Lang pulled a rod out from under the barrel of the AK-47. The carbine’s stock had a hinged compartment. He took from it a little bottle of gun oil, brushes, and cloth patches. With meticulous care, he ran a patch down the inside of the barrel, then wiped the black spring and silvery bolt and carrier clean. When he was done, he resumed his discussion.

“Reassembly procedure is the exact reverse of what we’ve just done. The bolt goes on the carrier”—he deftly matched action to words—”and they both go into the receiver. Then the recoil spring and its guide fit in back of the bolt carrier. Push ‘em forward till the rear of the guide clears the back of the receiver, then push down to engage the guide. Then you put the receiver plate in place, push in on the spring guide, and push the plate down to lock it.” He grinned at the North Carolinians. “Now you try it. Don’t bother cleaning your weapon this first time. Just get it apart and back together.”

“That don’t look too hard,” Edwin Powell said. Caudell wasn’t so sure. He didn’t trust the look on Benny Lang’s face. The last time he’d seen a look like that, Billy Beddingfield of Company F had been wearing it in a poker game. Billy had also had an extra ace stuck up his sleeve.

The spring, gleaming with gun oil, went back where it belonged with no particular argument. The bolt was something else again. Powell tried to fit it into place as Lang had. It did not want to fit. “Shitfire,” Powell said softly after several futile tries. “Far as I’m concerned, the damn thing can stay dirty.”

He was far from the only man having trouble. Lang went from group to group, explaining the trick. There obviously was a trick, for people looked happier once he’d worked with them. After a while, he came to Caudell’s group, where Powell was still wrestling with the bolt. “It goes on the carrier like—this,” he said. His hands underscored his words. “Do you see?”

“Yes, sir, I think so,” Powell answered, as humbly as if speaking to one of the Camp Mangum drill sergeants who had turned the 47th North Carolina from a collection of raw companies into a regiment that marched and maneuvered like a single living creature. Lang carried the same air of omniscience, even if he didn’t display it so loudly or profanely.

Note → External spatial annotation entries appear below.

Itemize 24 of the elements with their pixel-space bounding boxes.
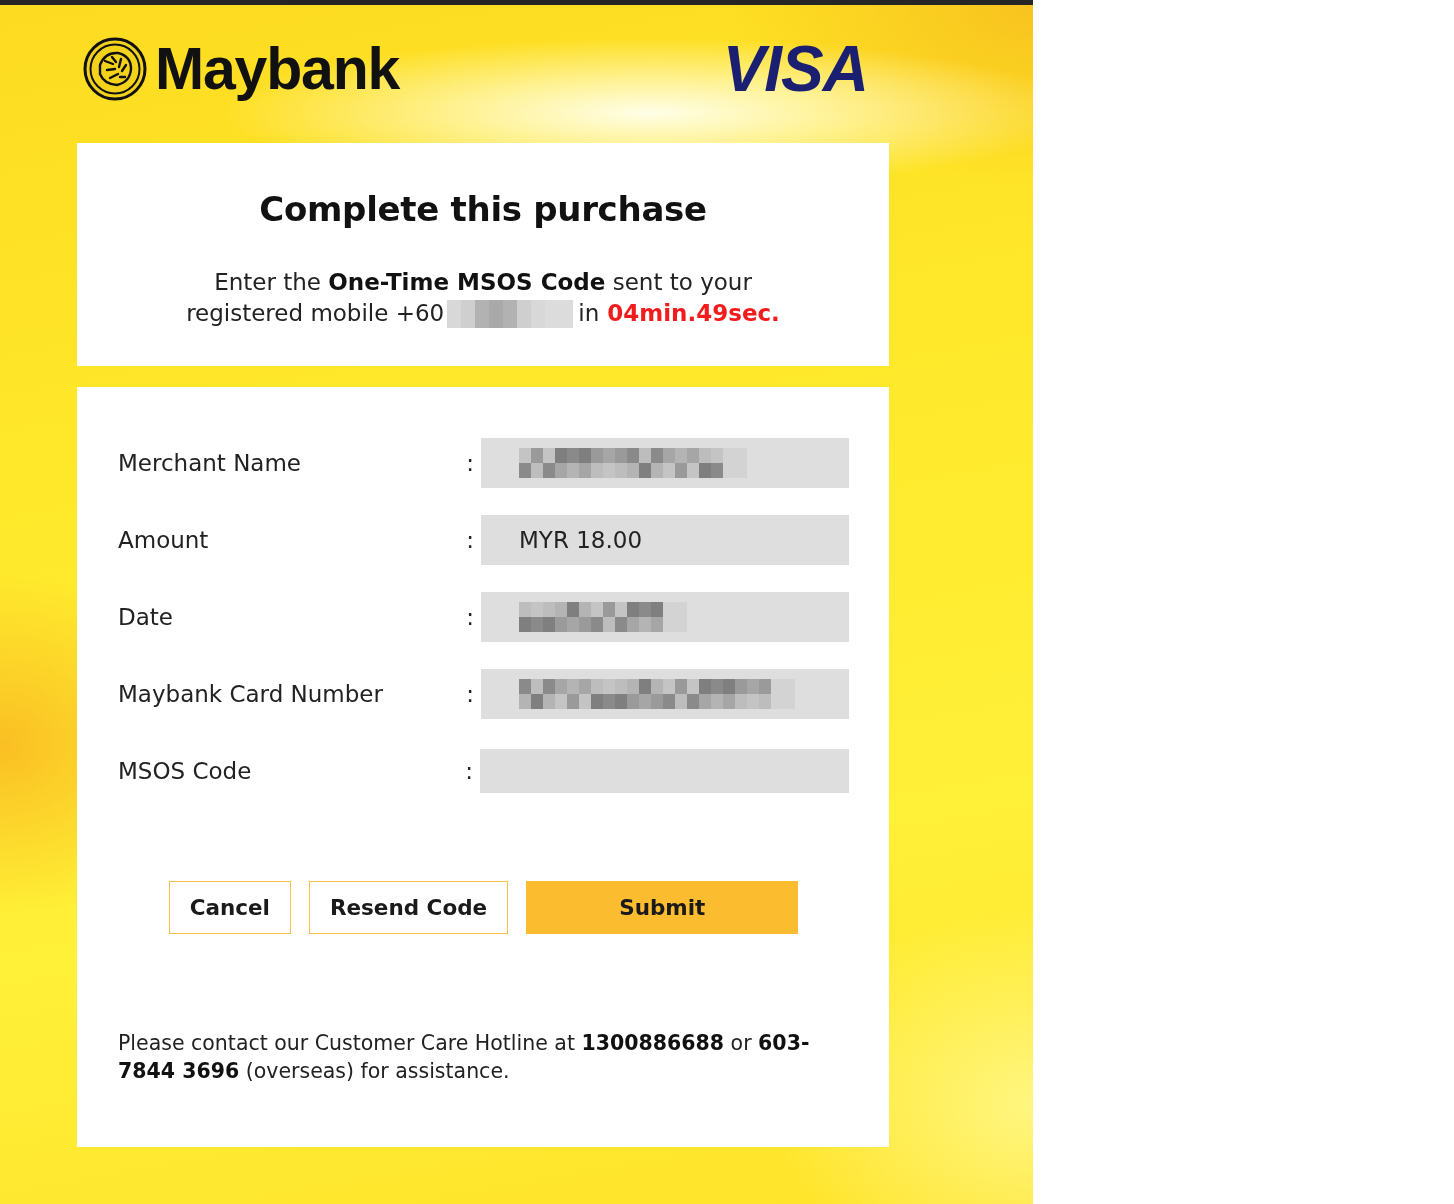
label-colon: : bbox=[465, 449, 475, 478]
field-label: Amount bbox=[118, 526, 210, 555]
submit-button[interactable]: Submit bbox=[526, 881, 799, 934]
field-label: Maybank Card Number bbox=[118, 680, 384, 709]
action-button[interactable]: Resend Code bbox=[308, 881, 509, 934]
field-label: Merchant Name bbox=[118, 449, 303, 478]
countdown-timer: 04min.49sec. bbox=[607, 299, 780, 328]
action-button[interactable]: Cancel bbox=[168, 881, 291, 934]
label-colon: : bbox=[465, 526, 475, 555]
card-brand-logo-text: VISA bbox=[722, 37, 868, 101]
label-colon: : bbox=[464, 757, 474, 786]
instruction-text: Enter the One-Time MSOS Code sent to your bbox=[214, 268, 752, 297]
label-colon: : bbox=[465, 603, 475, 632]
label-colon: : bbox=[465, 680, 475, 709]
msos-code-input[interactable] bbox=[480, 749, 849, 793]
help-text: Please contact our Customer Care Hotline at 1300886688 or 603-7844 3696 (overseas) for assistance. bbox=[118, 1030, 811, 1085]
field-label: Date bbox=[118, 603, 174, 632]
countdown-prefix: in bbox=[578, 299, 600, 328]
mobile-label: registered mobile +60 bbox=[186, 299, 445, 328]
bank-logo-text: Maybank bbox=[155, 39, 400, 99]
field-label: MSOS Code bbox=[118, 757, 253, 786]
page-title: Complete this purchase bbox=[259, 189, 707, 230]
round-emblem-icon bbox=[83, 37, 147, 101]
value-field: MYR 18.00 bbox=[481, 515, 849, 565]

He said, “Show me.” Powell still fumbled, but at last he got the bolt into place. Lang slapped him on the back. “Good. Do it again.” Powell did, a little faster this time. Lang said, “When you get your own weapon tomorrow, you’ll practice till you can do it with your eyes closed, first try, every try.”

Powell grunted. “Been usin’ guns my whole life. Never reckoned I’d have to put puzzle pieces together to make one work.”

Oddly, that complaint cheered Nate Caudell. When he was a boy, his father had carved puzzles for him to play with. Thinking of the AK-47’s works as a toy rather than something strange, mysterious, and threatening let him attack them without feeling intimidated. When his turn came, he got the bolt back into place after only a couple of false starts.

“Do it again that fast, Nate, and I’ll believe you really can,” Allison High said. Caudell did it again, and then, just to show it was no fluke, one more time. High whistled, a long, low note of respect. “Might could even be a reason you’re wearin’ that first sergeant’s diamond to go with them stripes of yours.”

“First time we’ve seen one, if there is,” Dempsey Eure said. A grin eased the sting from the words; Eure had trouble taking anything or anyone seriously.

“To hell with both of you,” Caudell said. He and his messmates all laughed. “Wonder what Sid Bartholomew would say if he was here to get a look at this repeater,” Edwin Powell remarked. Everyone nodded. Nominally a member of Company D, Bartholomew was a gunsmith by trade, and had spent the whole war on detail in Raleigh, doing what he did best.

“Reckon he’d say good godalmighty like the rest of us,” Rufus Daniel said, and everyone nodded again. The AK-47 brought on remarks like that.

By the time everyone was able to clean and reassemble the repeater, morning had given way to afternoon. As he’d promised, Lang showed how to load cartridges into the rifle’s magazine. After the mysteries of the bolt, that was child’s play. He also showed how to open the catch at the bottom of the clip and clean the spring inside.